As we approach the New Year, industry analysts and financial experts are rushing to publish their predictions for 2016.
Before fixing our gaze entirely on the future, let’s review the trends that dramatically affected the financial industry in the past calendar year. Learning how to harness big data and make it useful, complying with EMV, and understanding the impact of mobile wallets and disruptive competitors were just a few that made headlines.
In 2015, the financial industry made a point to enhance the customer experience by leveraging massive amounts of data from phone calls, emails, mobile apps, ATMs, and websites. For instance, analyzing Twitter comments posted by customers regarding their experience at the branch offers rich data sets. Likewise, photos posted on Instagram welcoming a first child into the world can prompt a personalized email initiating discussions on the importance of life insurance and college funds. Aggregating and using this data to predict consumer tendencies provides a custom-made banking experience.
Chief marketing officer Bryan Clagget of Geezeo wrote, “The financial services industry will move beyond omnichannel banking and more fully realize that financial institutions can use data and interactions, regardless of channel, to genuinely connect with consumers on a more emotional level. This includes predicting consumer needs and serving in more of an advisor role.”
Financial institutions (FIs) recognize the divide between the bank and consumer can be bridged with advanced analytics; once banks understand their customers, they can make the right offer at the right time.
Even though EMV was developed in 1994 by Europay, MasterCard, and Visa, the U.S. was the last major market to adopt this technology as their payment standard. Regulations forced the issue, and the deadline for issuers and retailers to comply was October 1, 2015, or face liability for fraud losses. The transition is still underway.
In essence, EMV is a global standard designed to deliver several benefits including:
Eliminating Skimming & Reducing Fraud – EMV bankcards come equipped with a security chip designed to prevent fraud. Rather than swiping your card, you insert it into the POS terminal. The chip provides a distinctive identifier and transaction code that cannot be reproduced or replicated helping banks spot counterfeit cards more easily.
Worldwide Usability – Since EMV technology is already used in more than 80 countries, the implementation in the U.S. will provide interoperability throughout the world to consumers.
Enabling Various Payment Options – The demand for payment versatility was answered by permitting contact EMV, contactless EMV, mobile EMV, or all of the above. The intent was to maximize customer satisfaction by providing a service that enables them to pay how they see fit.
The integration of EMV technology in the U.S. continues to be a tedious process due to roughly 67% of merchants lacking compatible POS terminals; it is projected to take roughly five years to fully implement this technology. It will be interesting to see what bloggers and financial professionals have to say about EMV technology in their 2016 predictions, since the transition has faced several challenges.
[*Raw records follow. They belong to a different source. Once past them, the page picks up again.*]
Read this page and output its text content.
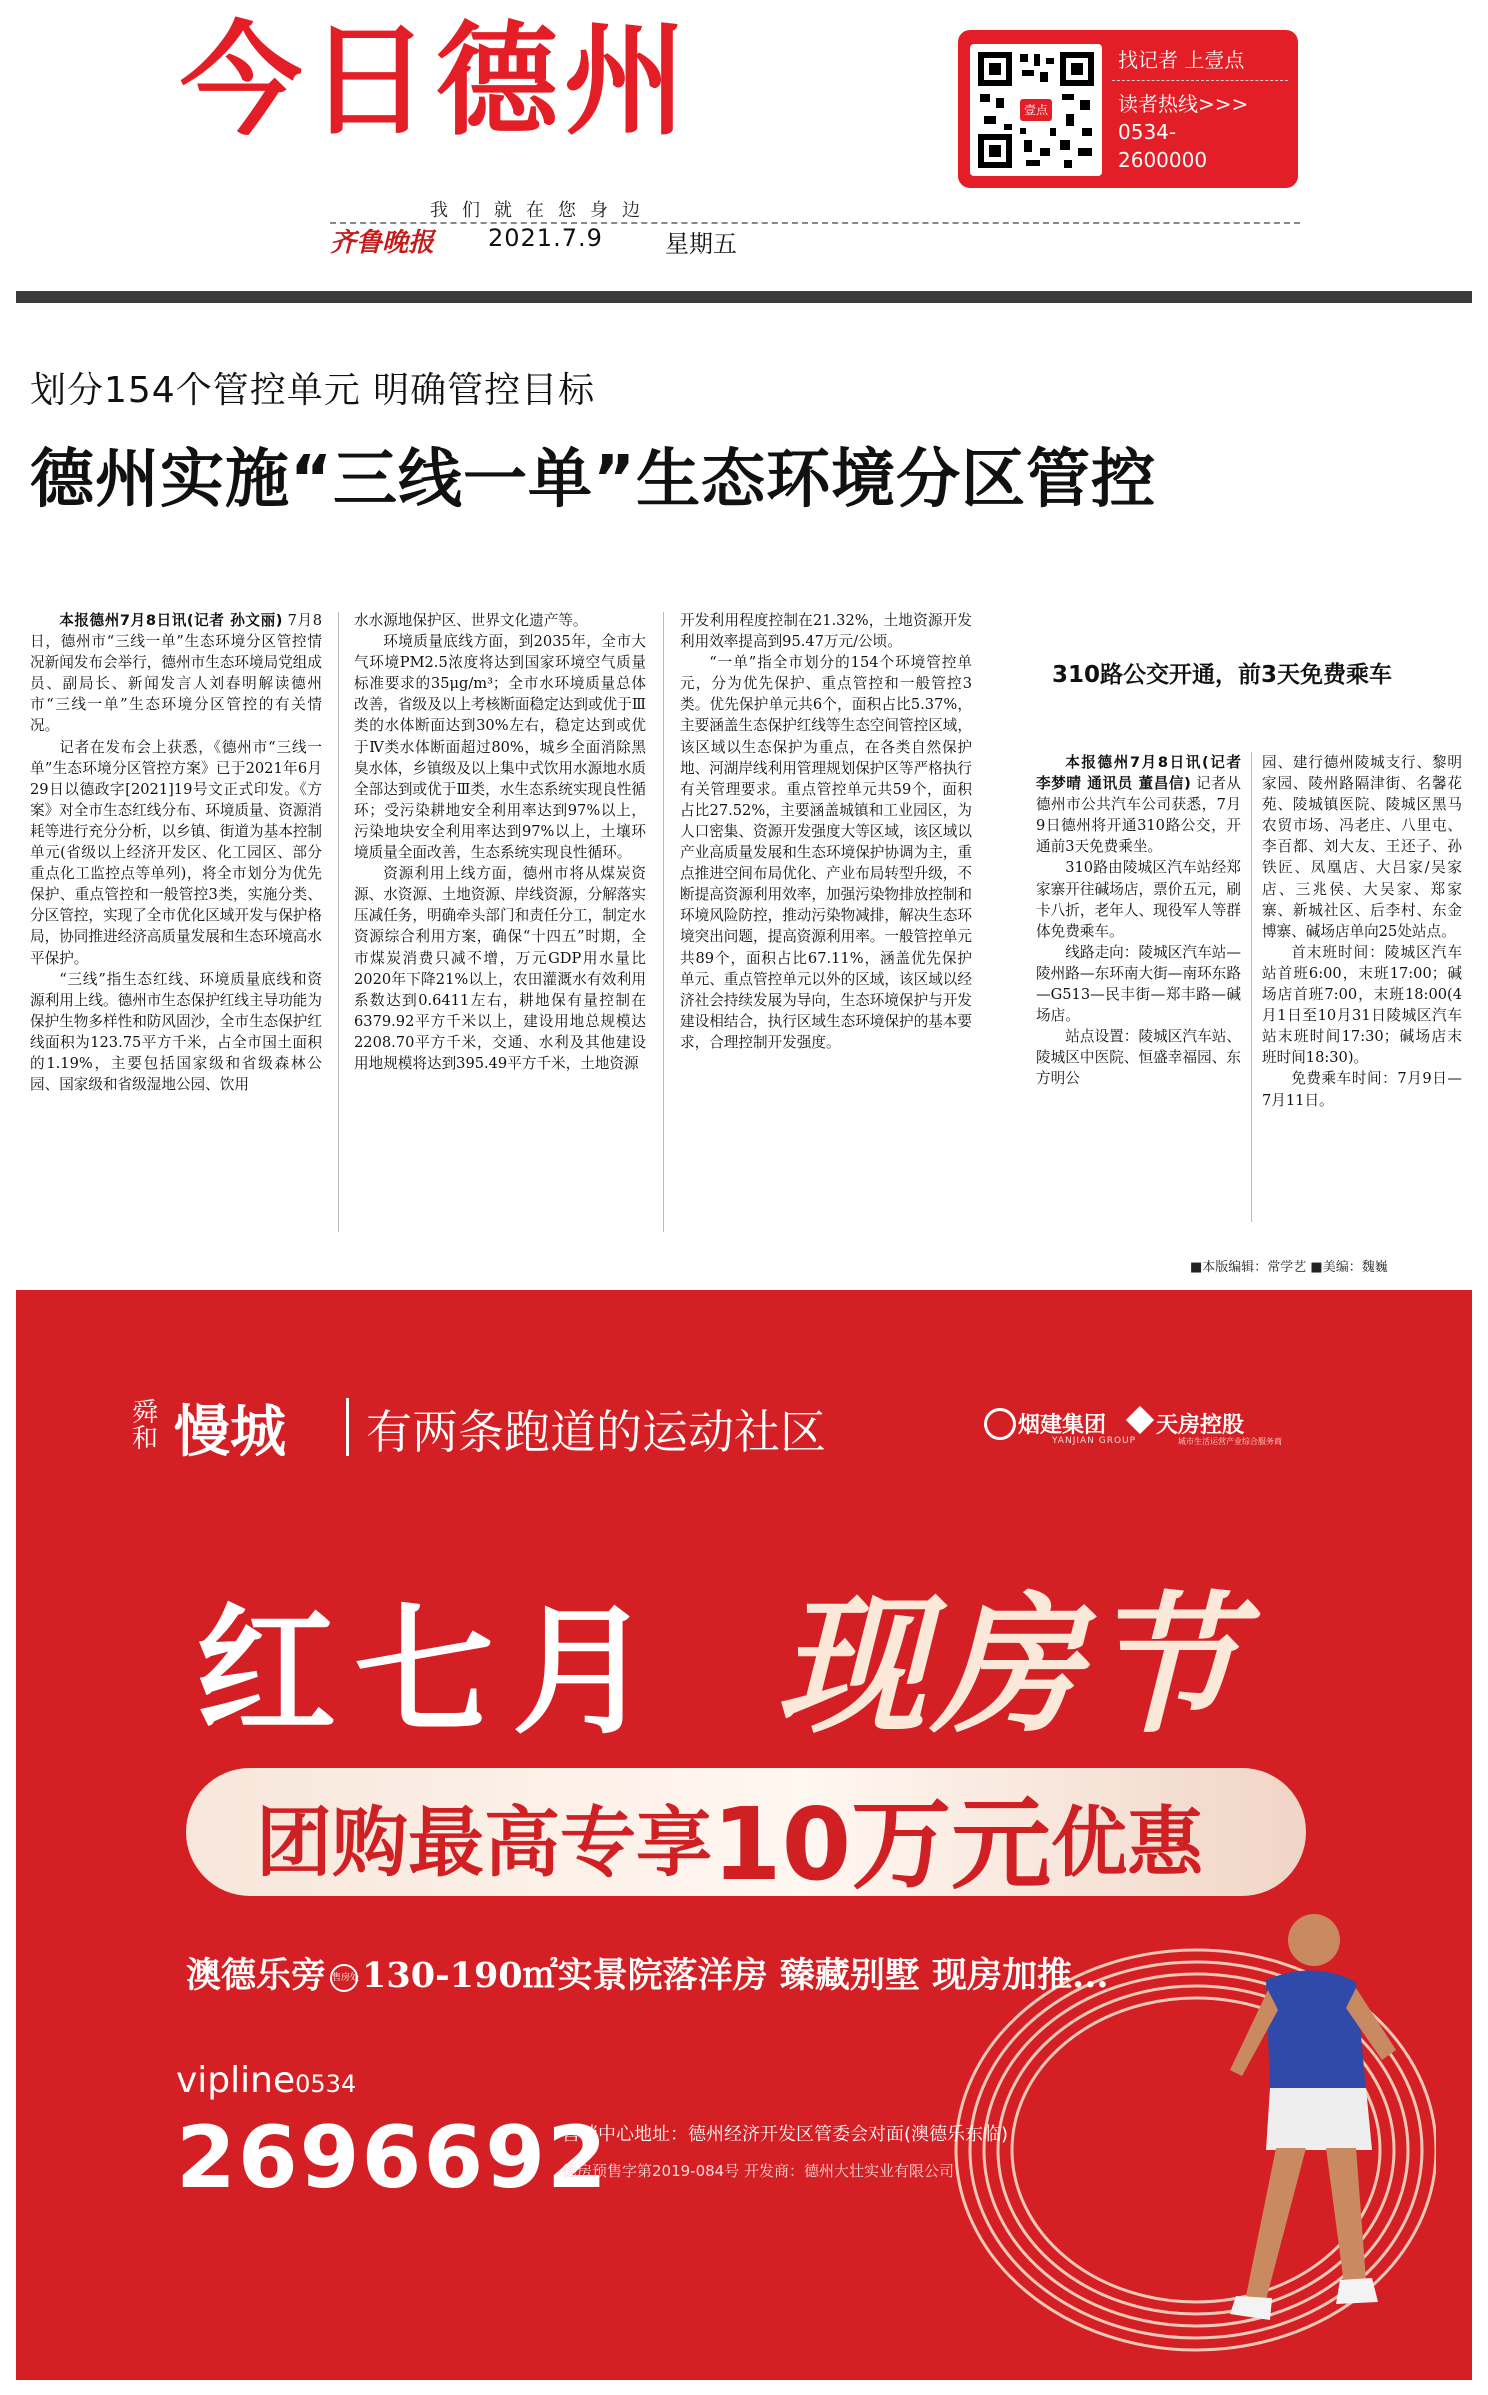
今日德州
我们就在您身边
齐鲁晚报 2021.7.9	星期五
壹点
找记者 上壹点
读者热线>>>
0534-
2600000
划分154个管控单元 明确管控目标
德州实施“三线一单”生态环境分区管控

本报德州7月8日讯(记者 孙文丽) 7月8日，德州市“三线一单”生态环境分区管控情况新闻发布会举行，德州市生态环境局党组成员、副局长、新闻发言人刘春明解读德州市“三线一单”生态环境分区管控的有关情况。

记者在发布会上获悉，《德州市“三线一单”生态环境分区管控方案》已于2021年6月29日以德政字[2021]19号文正式印发。《方案》对全市生态红线分布、环境质量、资源消耗等进行充分分析，以乡镇、街道为基本控制单元(省级以上经济开发区、化工园区、部分重点化工监控点等单列)，将全市划分为优先保护、重点管控和一般管控3类，实施分类、分区管控，实现了全市优化区域开发与保护格局，协同推进经济高质量发展和生态环境高水平保护。

“三线”指生态红线、环境质量底线和资源利用上线。德州市生态保护红线主导功能为保护生物多样性和防风固沙，全市生态保护红线面积为123.75平方千米，占全市国土面积的1.19%，主要包括国家级和省级森林公园、国家级和省级湿地公园、饮用

水水源地保护区、世界文化遗产等。

环境质量底线方面，到2035年，全市大气环境PM2.5浓度将达到国家环境空气质量标准要求的35μg/m³；全市水环境质量总体改善，省级及以上考核断面稳定达到或优于Ⅲ类的水体断面达到30%左右，稳定达到或优于Ⅳ类水体断面超过80%，城乡全面消除黑臭水体，乡镇级及以上集中式饮用水源地水质全部达到或优于Ⅲ类，水生态系统实现良性循环；受污染耕地安全利用率达到97%以上，污染地块安全利用率达到97%以上，土壤环境质量全面改善，生态系统实现良性循环。

资源利用上线方面，德州市将从煤炭资源、水资源、土地资源、岸线资源，分解落实压减任务，明确牵头部门和责任分工，制定水资源综合利用方案，确保“十四五”时期，全市煤炭消费只减不增，万元GDP用水量比2020年下降21%以上，农田灌溉水有效利用系数达到0.6411左右，耕地保有量控制在6379.92平方千米以上，建设用地总规模达2208.70平方千米，交通、水利及其他建设用地规模将达到395.49平方千米，土地资源

开发利用程度控制在21.32%，土地资源开发利用效率提高到95.47万元/公顷。

“一单”指全市划分的154个环境管控单元，分为优先保护、重点管控和一般管控3类。优先保护单元共6个，面积占比5.37%，主要涵盖生态保护红线等生态空间管控区域，该区域以生态保护为重点，在各类自然保护地、河湖岸线利用管理规划保护区等严格执行有关管理要求。重点管控单元共59个，面积占比27.52%，主要涵盖城镇和工业园区，为人口密集、资源开发强度大等区域，该区域以产业高质量发展和生态环境保护协调为主，重点推进空间布局优化、产业布局转型升级，不断提高资源利用效率，加强污染物排放控制和环境风险防控，推动污染物减排，解决生态环境突出问题，提高资源利用率。一般管控单元共89个，面积占比67.11%，涵盖优先保护单元、重点管控单元以外的区域，该区域以经济社会持续发展为导向，生态环境保护与开发建设相结合，执行区域生态环境保护的基本要求，合理控制开发强度。

310路公交开通，前3天免费乘车

本报德州7月8日讯(记者 李梦晴 通讯员 董昌信) 记者从德州市公共汽车公司获悉，7月9日德州将开通310路公交，开通前3天免费乘坐。

310路由陵城区汽车站经郑家寨开往碱场店，票价五元，刷卡八折，老年人、现役军人等群体免费乘车。

线路走向：陵城区汽车站—陵州路—东环南大街—南环东路—G513—民丰街—郑丰路—碱场店。

站点设置：陵城区汽车站、陵城区中医院、恒盛幸福园、东方明公

园、建行德州陵城支行、黎明家园、陵州路隔津街、名馨花苑、陵城镇医院、陵城区黑马农贸市场、冯老庄、八里屯、李百都、刘大友、王还子、孙铁匠、凤凰店、大吕家/吴家店、三兆侯、大吴家、郑家寨、新城社区、后李村、东金博寨、碱场店单向25处站点。

首末班时间：陵城区汽车站首班6:00，末班17:00；碱场店首班7:00，末班18:00(4月1日至10月31日陵城区汽车站末班时间17:30；碱场店末班时间18:30)。

免费乘车时间：7月9日—7月11日。

■本版编辑：常学艺 ■美编：魏巍
舜和 慢城 有两条跑道的运动社区	烟建集团
YANJIAN GROUP
天房控股
城市生活运营产业综合服务商
红七月 现房节
团购最高专享10万元优惠
澳德乐旁 售房处130-190㎡实景院落洋房 臻藏别墅 现房加推...
vipline0534
2696692
营销中心地址：德州经济开发区管委会对面(澳德乐东临)
德房预售字第2019-084号 开发商：德州大壮实业有限公司
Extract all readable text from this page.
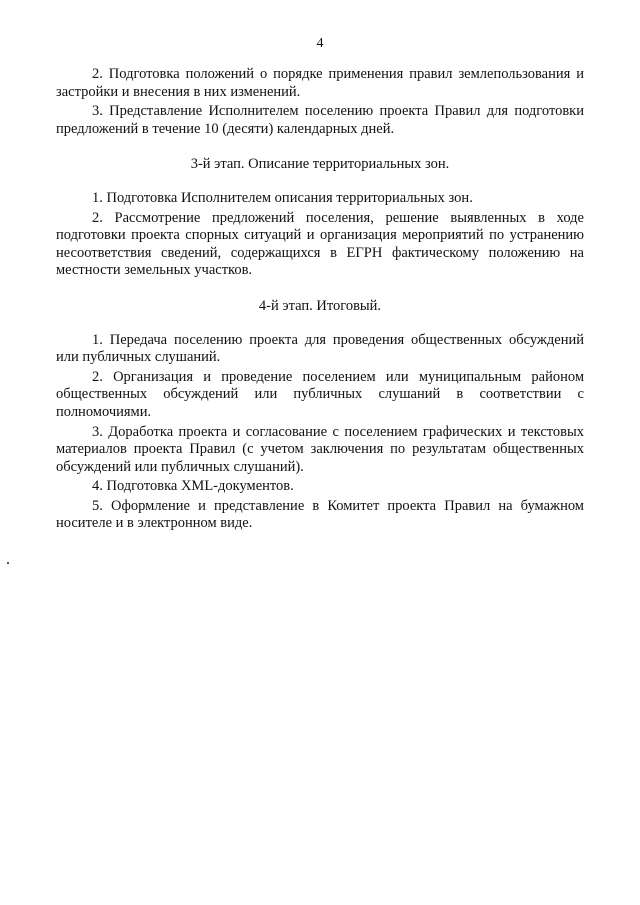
4

2. Подготовка положений о порядке применения правил землепользования и застройки и внесения в них изменений.

3. Представление Исполнителем поселению проекта Правил для подготовки предложений в течение 10 (десяти) календарных дней.

3-й этап. Описание территориальных зон.

1. Подготовка Исполнителем описания территориальных зон.

2. Рассмотрение предложений поселения, решение выявленных в ходе подготовки проекта спорных ситуаций и организация мероприятий по устранению несоответствия сведений, содержащихся в ЕГРН фактическому положению на местности земельных участков.

4-й этап. Итоговый.

1. Передача поселению проекта для проведения общественных обсуждений или публичных слушаний.

2. Организация и проведение поселением или муниципальным районом общественных обсуждений или публичных слушаний в соответствии с полномочиями.

3. Доработка проекта и согласование с поселением графических и текстовых материалов проекта Правил (с учетом заключения по результатам общественных обсуждений или публичных слушаний).

4. Подготовка XML-документов.

5. Оформление и представление в Комитет проекта Правил на бумажном носителе и в электронном виде.
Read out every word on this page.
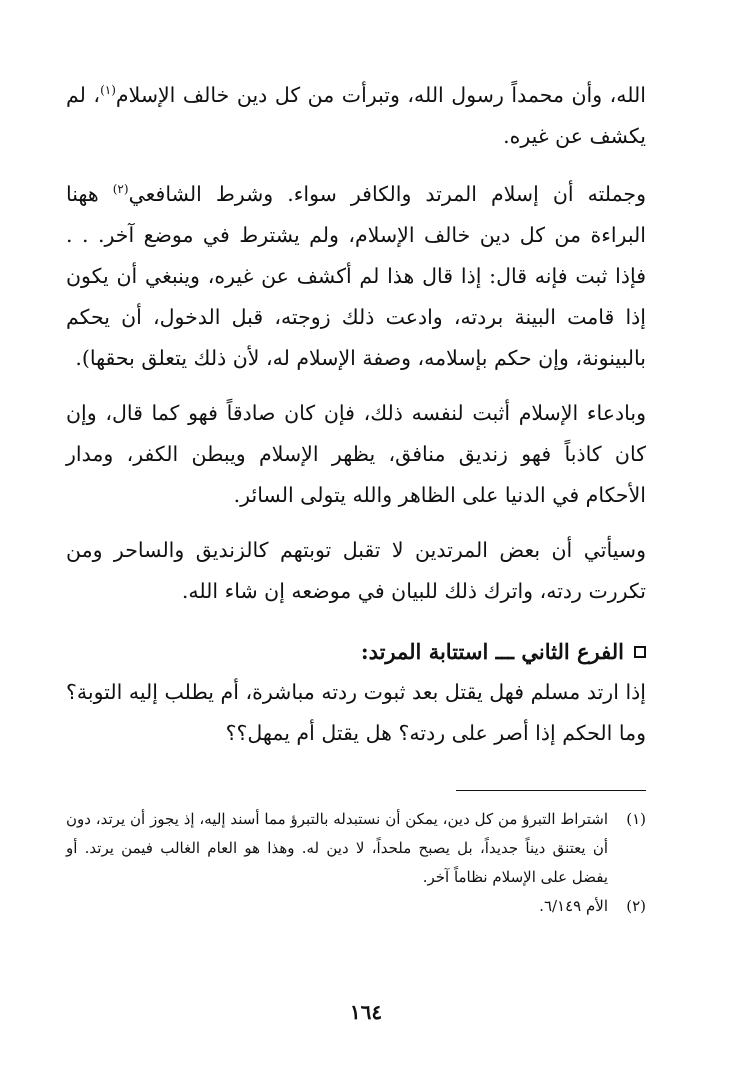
الله، وأن محمداً رسول الله، وتبرأت من كل دين خالف الإسلام$^{(١)}$، لم يكشف عن غيره.

وجملته أن إسلام المرتد والكافر سواء. وشرط الشافعي$^{(٢)}$ ههنا البراءة من كل دين خالف الإسلام، ولم يشترط في موضع آخر. . . فإذا ثبت فإنه قال: إذا قال هذا لم أكشف عن غيره، وينبغي أن يكون إذا قامت البينة بردته، وادعت ذلك زوجته، قبل الدخول، أن يحكم بالبينونة، وإن حكم بإسلامه، وصفة الإسلام له، لأن ذلك يتعلق بحقها).

وبادعاء الإسلام أثبت لنفسه ذلك، فإن كان صادقاً فهو كما قال، وإن كان كاذباً فهو زنديق منافق، يظهر الإسلام ويبطن الكفر، ومدار الأحكام في الدنيا على الظاهر والله يتولى السائر.

وسيأتي أن بعض المرتدين لا تقبل توبتهم كالزنديق والساحر ومن تكررت ردته، واترك ذلك للبيان في موضعه إن شاء الله.

الفرع الثاني ـــ استتابة المرتد:

إذا ارتد مسلم فهل يقتل بعد ثبوت ردته مباشرة، أم يطلب إليه التوبة؟ وما الحكم إذا أصر على ردته؟ هل يقتل أم يمهل؟؟

(١)
اشتراط التبرؤ من كل دين، يمكن أن نستبدله بالتبرؤ مما أسند إليه، إذ يجوز أن يرتد، دون أن يعتنق ديناً جديداً، بل يصبح ملحداً، لا دين له. وهذا هو العام الغالب فيمن يرتد. أو يفضل على الإسلام نظاماً آخر.
(٢)
الأم ٦/١٤٩.
١٦٤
With the rise of customer centric banking, the mobile wallet phenomenon has evolved into a major force in the financial industry. Apple Pay, along with Google Wallet and Square, are redefining the payment space, so banks are faced with the decision to follow suit by partnering or launching their own mobile wallet.
Al Dominick, president of Bank Director said, “Banks have to compete with major retailers and mobile payment solutions. New technologies mean banks have new competitors they never considered on the same playing field.”
Fear not FIs! A recent poll by ING International Survey concluded that customers would rather use their bank’s mobile wallet as opposed to a third-party application. Here are the statistics extrapolated from the 10,169 users involved in the survey:
- 84% of consumers with a mobile phone trust their FI most to provide a mobile wallet application.
- 16% were split among up-and-coming tech companies, suppliers, social media companies, and other banks.
- Only 5% trusted companies like Apple and Google to provide a wallet app over their own bank.
The rapid development of new technologies coupled with tech savvy consumers is fundamentally changing the banking industry. New tech startups are recognizing that banks often fall behind in regard to customer experience; as a result startups are focusing on providing technology that addresses consumers’ pain points with their FIs. They can quickly inundate the market with simple, yet intuitive tools that flaunt transparency and ultimately foster positive customer experiences. This puts the financial industry under fire because their customers wonder why their bank can’t provide the same.
Traditional banks can be hampered by legacy infrastructure, the complexity of digital channels, and the pace in which today’s environment changes. However, they can implement the strategies of startups by championing partnerships that benefit both the business and customer, minimizing the likelihood of defectors.
Change is never easy, especially for financial organizations with complex hierarchies. In order to stay relevant, FIs understand they must build a culture that puts customers first and focus on providing the tools and services they desire.
Looking Towards 2016
With 2016 predictions just around the corner, it will be interesting to see what trends bloggers and business forecasters believe will impact the market next.
All of us at Zoot wish our readers a prosperous new year.